One Angry Dwarf May 08, 2022

Everything you do alters your state. Everything you eat, every time you sleep, every exercise session alters your brain chemistry. There is no "normal" state, there are just different, constantly fluctuating "altered" ones. Or put another way, "altered" IS normal.

Medication also alters your state, in ways that are shown to be beneficial for folks who are stuck in one PARTICULAR altered state that fucking sucks to be in.

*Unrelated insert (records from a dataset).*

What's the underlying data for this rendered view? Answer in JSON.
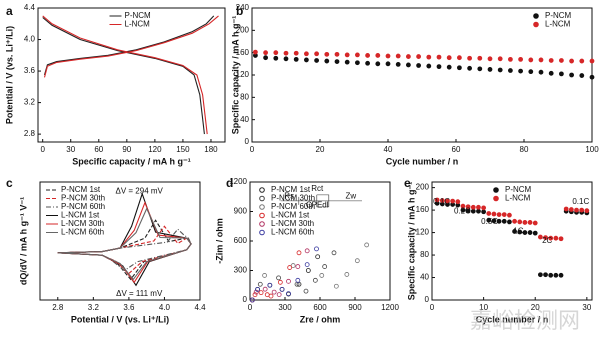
{
  "chart_data": [
    {
      "panel": "a",
      "type": "line",
      "xlabel": "Specific capacity / mA h g⁻¹",
      "ylabel": "Potential / V (vs. Li⁺/Li)",
      "xlim": [
        -5,
        195
      ],
      "ylim": [
        2.7,
        4.4
      ],
      "xticks": [
        0,
        30,
        60,
        90,
        120,
        150,
        180
      ],
      "yticks": [
        2.8,
        3.2,
        3.6,
        {
          "value": 4,
          "label": "4.0"
        },
        4.4
      ],
      "legend": "upper-center",
      "series": [
        {
          "name": "P-NCM",
          "color": "#222222",
          "dash": "solid",
          "x": [
            2,
            5,
            15,
            40,
            70,
            100,
            130,
            160,
            175,
            183,
            null,
            0,
            10,
            40,
            80,
            120,
            150,
            162,
            168,
            171,
            173
          ],
          "values": [
            3.55,
            3.68,
            3.72,
            3.76,
            3.8,
            3.87,
            3.97,
            4.1,
            4.2,
            4.3,
            null,
            4.28,
            4.18,
            4.0,
            3.86,
            3.76,
            3.66,
            3.55,
            3.3,
            3.0,
            2.8
          ]
        },
        {
          "name": "L-NCM",
          "color": "#d62728",
          "dash": "solid",
          "x": [
            2,
            5,
            15,
            40,
            70,
            100,
            130,
            160,
            178,
            188,
            null,
            0,
            10,
            40,
            80,
            120,
            150,
            165,
            171,
            174,
            176
          ],
          "values": [
            3.52,
            3.66,
            3.71,
            3.75,
            3.79,
            3.86,
            3.96,
            4.08,
            4.2,
            4.3,
            null,
            4.3,
            4.2,
            4.02,
            3.87,
            3.77,
            3.67,
            3.55,
            3.3,
            3.0,
            2.8
          ]
        }
      ]
    },
    {
      "panel": "b",
      "type": "scatter",
      "xlabel": "Cycle number / n",
      "ylabel": "Specific capacity / mA h g⁻¹",
      "xlim": [
        0,
        100
      ],
      "ylim": [
        0,
        240
      ],
      "xticks": [
        0,
        20,
        40,
        60,
        80,
        100
      ],
      "yticks": [
        0,
        40,
        80,
        120,
        160,
        200,
        240
      ],
      "legend": "upper-right",
      "series": [
        {
          "name": "P-NCM",
          "color": "#111111",
          "marker": "filled",
          "x": [
            1,
            4,
            7,
            10,
            13,
            16,
            19,
            22,
            25,
            28,
            31,
            34,
            37,
            40,
            43,
            46,
            49,
            52,
            55,
            58,
            61,
            64,
            67,
            70,
            73,
            76,
            79,
            82,
            85,
            88,
            91,
            94,
            97,
            100
          ],
          "values": [
            155,
            151,
            150,
            149,
            148,
            147,
            146,
            145,
            144,
            143,
            142,
            141,
            140,
            140,
            139,
            138,
            137,
            136,
            135,
            134,
            133,
            132,
            131,
            130,
            129,
            128,
            127,
            126,
            125,
            123,
            122,
            120,
            119,
            116
          ]
        },
        {
          "name": "L-NCM",
          "color": "#d62728",
          "marker": "filled",
          "x": [
            1,
            4,
            7,
            10,
            13,
            16,
            19,
            22,
            25,
            28,
            31,
            34,
            37,
            40,
            43,
            46,
            49,
            52,
            55,
            58,
            61,
            64,
            67,
            70,
            73,
            76,
            79,
            82,
            85,
            88,
            91,
            94,
            97,
            100
          ],
          "values": [
            161,
            160,
            160,
            159,
            159,
            158,
            158,
            157,
            157,
            156,
            156,
            155,
            155,
            154,
            154,
            153,
            153,
            152,
            152,
            151,
            151,
            150,
            150,
            149,
            149,
            148,
            148,
            147,
            147,
            146,
            146,
            145,
            145,
            145
          ]
        }
      ]
    },
    {
      "panel": "c",
      "type": "line",
      "xlabel": "Potential / V (vs. Li⁺/Li)",
      "ylabel": "dQ/dV / mA h g⁻¹ V⁻¹",
      "xlim": [
        2.6,
        4.4
      ],
      "ylim": [
        -0.8,
        1.2
      ],
      "xticks": [
        2.8,
        3.2,
        3.6,
        {
          "value": 4,
          "label": "4.0"
        },
        4.4
      ],
      "legend": "upper-left",
      "annotations": [
        "ΔV = 294 mV",
        "ΔV = 111 mV"
      ],
      "series": [
        {
          "name": "P-NCM 1st",
          "color": "#222222",
          "dash": "dashed",
          "x": [
            2.8,
            3.3,
            3.5,
            3.78,
            3.9,
            4.05,
            4.25,
            4.3,
            4.25,
            3.77,
            3.62,
            3.47,
            3.3,
            2.8
          ],
          "values": [
            0,
            0.02,
            0.08,
            0.25,
            0.55,
            0.19,
            0.25,
            0.15,
            0.05,
            -0.15,
            -0.45,
            -0.18,
            -0.04,
            0
          ]
        },
        {
          "name": "P-NCM 30th",
          "color": "#d62728",
          "dash": "dashed",
          "x": [
            2.8,
            3.3,
            3.5,
            3.88,
            4.0,
            4.15,
            4.25,
            4.3,
            4.25,
            3.75,
            3.6,
            3.45,
            3.3,
            2.8
          ],
          "values": [
            0,
            0.02,
            0.08,
            0.2,
            0.45,
            0.16,
            0.25,
            0.15,
            0.05,
            -0.15,
            -0.35,
            -0.14,
            -0.04,
            0
          ]
        },
        {
          "name": "P-NCM 60th",
          "color": "#555555",
          "dash": "dash-dot",
          "x": [
            2.8,
            3.3,
            3.5,
            4.03,
            4.15,
            4.22,
            4.27,
            4.3,
            4.25,
            3.7,
            3.55,
            3.4,
            3.3,
            2.8
          ],
          "values": [
            0,
            0.02,
            0.08,
            0.18,
            0.4,
            0.3,
            0.25,
            0.15,
            0.05,
            -0.15,
            -0.3,
            -0.12,
            -0.04,
            0
          ]
        },
        {
          "name": "L-NCM 1st",
          "color": "#111111",
          "dash": "solid",
          "x": [
            2.8,
            3.3,
            3.5,
            3.63,
            3.75,
            3.9,
            4.25,
            4.3,
            4.25,
            3.83,
            3.68,
            3.53,
            3.3,
            2.8
          ],
          "values": [
            0,
            0.02,
            0.08,
            0.45,
            1.0,
            0.35,
            0.25,
            0.15,
            0.05,
            -0.15,
            -0.55,
            -0.22,
            -0.04,
            0
          ]
        },
        {
          "name": "L-NCM 30th",
          "color": "#d62728",
          "dash": "solid",
          "x": [
            2.8,
            3.3,
            3.5,
            3.66,
            3.78,
            3.93,
            4.25,
            4.3,
            4.25,
            3.81,
            3.66,
            3.51,
            3.3,
            2.8
          ],
          "values": [
            0,
            0.02,
            0.08,
            0.38,
            0.85,
            0.3,
            0.25,
            0.15,
            0.05,
            -0.15,
            -0.5,
            -0.2,
            -0.04,
            0
          ]
        },
        {
          "name": "L-NCM 60th",
          "color": "#666666",
          "dash": "solid",
          "x": [
            2.8,
            3.3,
            3.5,
            3.68,
            3.8,
            3.95,
            4.25,
            4.3,
            4.25,
            3.8,
            3.65,
            3.5,
            3.3,
            2.8
          ],
          "values": [
            0,
            0.02,
            0.08,
            0.34,
            0.75,
            0.26,
            0.25,
            0.15,
            0.05,
            -0.15,
            -0.45,
            -0.18,
            -0.04,
            0
          ]
        }
      ]
    },
    {
      "panel": "d",
      "type": "scatter",
      "xlabel": "Zre / ohm",
      "ylabel": "-Zim / ohm",
      "xlim": [
        0,
        1200
      ],
      "ylim": [
        0,
        1200
      ],
      "xticks": [
        0,
        300,
        600,
        900,
        1200
      ],
      "yticks": [
        0,
        300,
        600,
        900,
        1200
      ],
      "legend": "upper-left",
      "annotations": [
        "Rs",
        "Rct",
        "CPEdl",
        "Zw"
      ],
      "series": [
        {
          "name": "P-NCM 1st",
          "color": "#222222",
          "marker": "open",
          "x": [
            20,
            65,
            170,
            275,
            330,
            420,
            500,
            580
          ],
          "values": [
            0,
            108,
            150,
            108,
            60,
            160,
            300,
            440
          ]
        },
        {
          "name": "P-NCM 30th",
          "color": "#444444",
          "marker": "open",
          "x": [
            20,
            88,
            245,
            403,
            480,
            560,
            640,
            720
          ],
          "values": [
            0,
            160,
            225,
            160,
            90,
            200,
            340,
            480
          ]
        },
        {
          "name": "P-NCM 60th",
          "color": "#777777",
          "marker": "open",
          "x": [
            20,
            125,
            370,
            615,
            740,
            830,
            920,
            1000
          ],
          "values": [
            0,
            250,
            350,
            250,
            140,
            260,
            400,
            560
          ]
        },
        {
          "name": "L-NCM 1st",
          "color": "#d62728",
          "marker": "open",
          "x": [
            20,
            43,
            95,
            148,
            180,
            260,
            340,
            420
          ],
          "values": [
            0,
            54,
            75,
            54,
            40,
            180,
            330,
            480
          ]
        },
        {
          "name": "L-NCM 30th",
          "color": "#b03060",
          "marker": "open",
          "x": [
            20,
            53,
            130,
            207,
            250,
            330,
            410,
            490
          ],
          "values": [
            0,
            80,
            110,
            80,
            55,
            190,
            340,
            500
          ]
        },
        {
          "name": "L-NCM 60th",
          "color": "#3a3aa0",
          "marker": "open",
          "x": [
            20,
            65,
            170,
            275,
            330,
            410,
            490,
            570
          ],
          "values": [
            0,
            108,
            150,
            108,
            65,
            200,
            360,
            520
          ]
        }
      ]
    },
    {
      "panel": "e",
      "type": "scatter",
      "xlabel": "Cycle number / n",
      "ylabel": "Specific capacity / mA h g⁻¹",
      "xlim": [
        0,
        31
      ],
      "ylim": [
        0,
        210
      ],
      "xticks": [
        0,
        10,
        20,
        30
      ],
      "yticks": [
        0,
        40,
        80,
        120,
        160,
        200
      ],
      "legend": "upper-center",
      "annotations": [
        "0.1C",
        "0.2C",
        "0.5C",
        "1C",
        "2C",
        "0.1C"
      ],
      "series": [
        {
          "name": "P-NCM",
          "color": "#111111",
          "marker": "filled",
          "x": [
            1,
            2,
            3,
            4,
            5,
            6,
            7,
            8,
            9,
            10,
            11,
            12,
            13,
            14,
            15,
            16,
            17,
            18,
            19,
            20,
            21,
            22,
            23,
            24,
            25,
            26,
            27,
            28,
            29,
            30
          ],
          "values": [
            172,
            171,
            170,
            170,
            169,
            160,
            159,
            158,
            158,
            157,
            142,
            141,
            140,
            140,
            139,
            122,
            121,
            120,
            120,
            119,
            45,
            45,
            44,
            44,
            44,
            158,
            157,
            156,
            156,
            155
          ]
        },
        {
          "name": "L-NCM",
          "color": "#d62728",
          "marker": "filled",
          "x": [
            1,
            2,
            3,
            4,
            5,
            6,
            7,
            8,
            9,
            10,
            11,
            12,
            13,
            14,
            15,
            16,
            17,
            18,
            19,
            20,
            21,
            22,
            23,
            24,
            25,
            26,
            27,
            28,
            29,
            30
          ],
          "values": [
            178,
            177,
            176,
            176,
            175,
            167,
            166,
            165,
            165,
            164,
            154,
            153,
            152,
            152,
            151,
            140,
            139,
            138,
            138,
            137,
            112,
            111,
            110,
            110,
            109,
            162,
            161,
            160,
            160,
            159
          ]
        }
      ]
    }
  ],
  "watermark": "嘉峪检测网"
}
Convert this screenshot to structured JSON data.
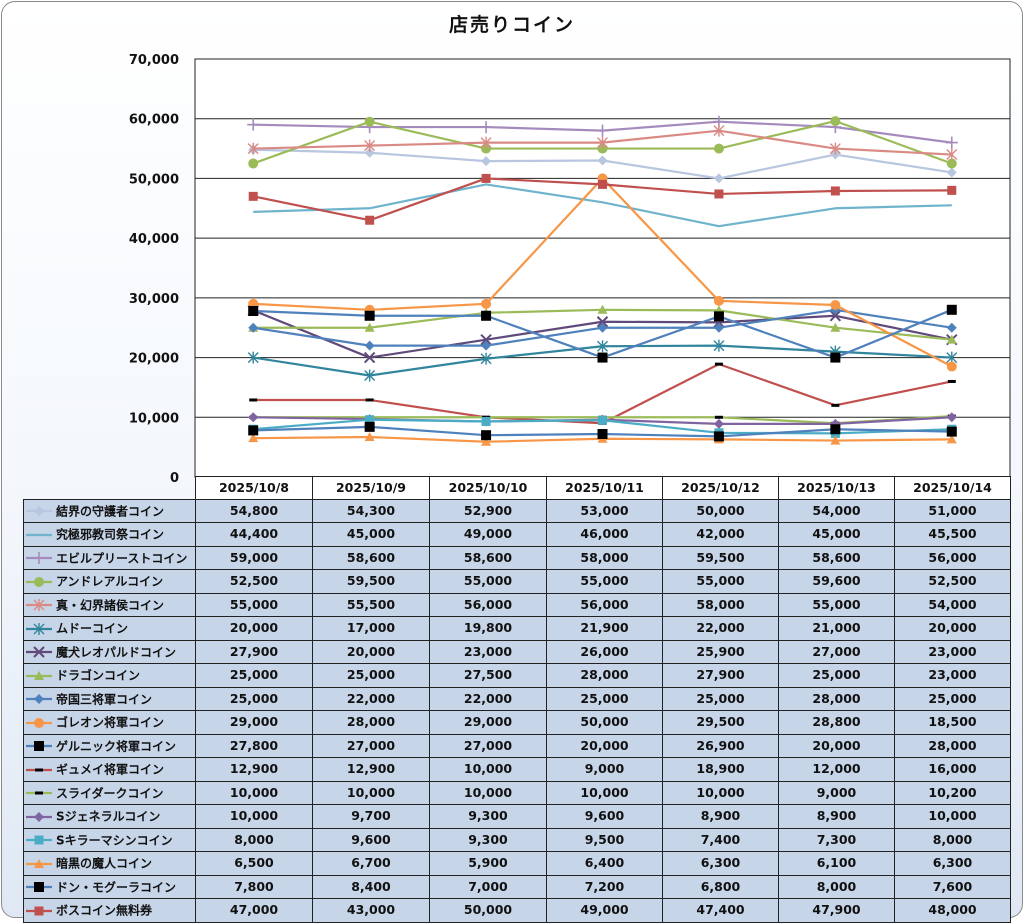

Also idk when you last tried meds, but there's a hell of a lot of them now, and the side effects/withdrawals of the one you were on are now known for being terrible. I don't think they prescribe that one hardly at all anymore, and there are plenty that don't come with such consequences.

gattaca May 08, 2022 (edited May 08, 2022)

Edited

I have a simple routine for mood stabilization (subtle, but it seems to work for me).
Ginger tea in the morning (yang - warming).
Pu Erh tea in the afternoon (yin, but milder)
Mint tea in the evening (yin - cooling).
Of course, I'm still a coffee snob and I must have caffeine in the morning (also yang), which kind of complicates the whole yin-yang thing.

Antidepressants (the pharmaceutical kind) don't seem to help me at all.

Timmy™ gattaca ⋅ May 08, 2022

I need to reinitiate a morning routine.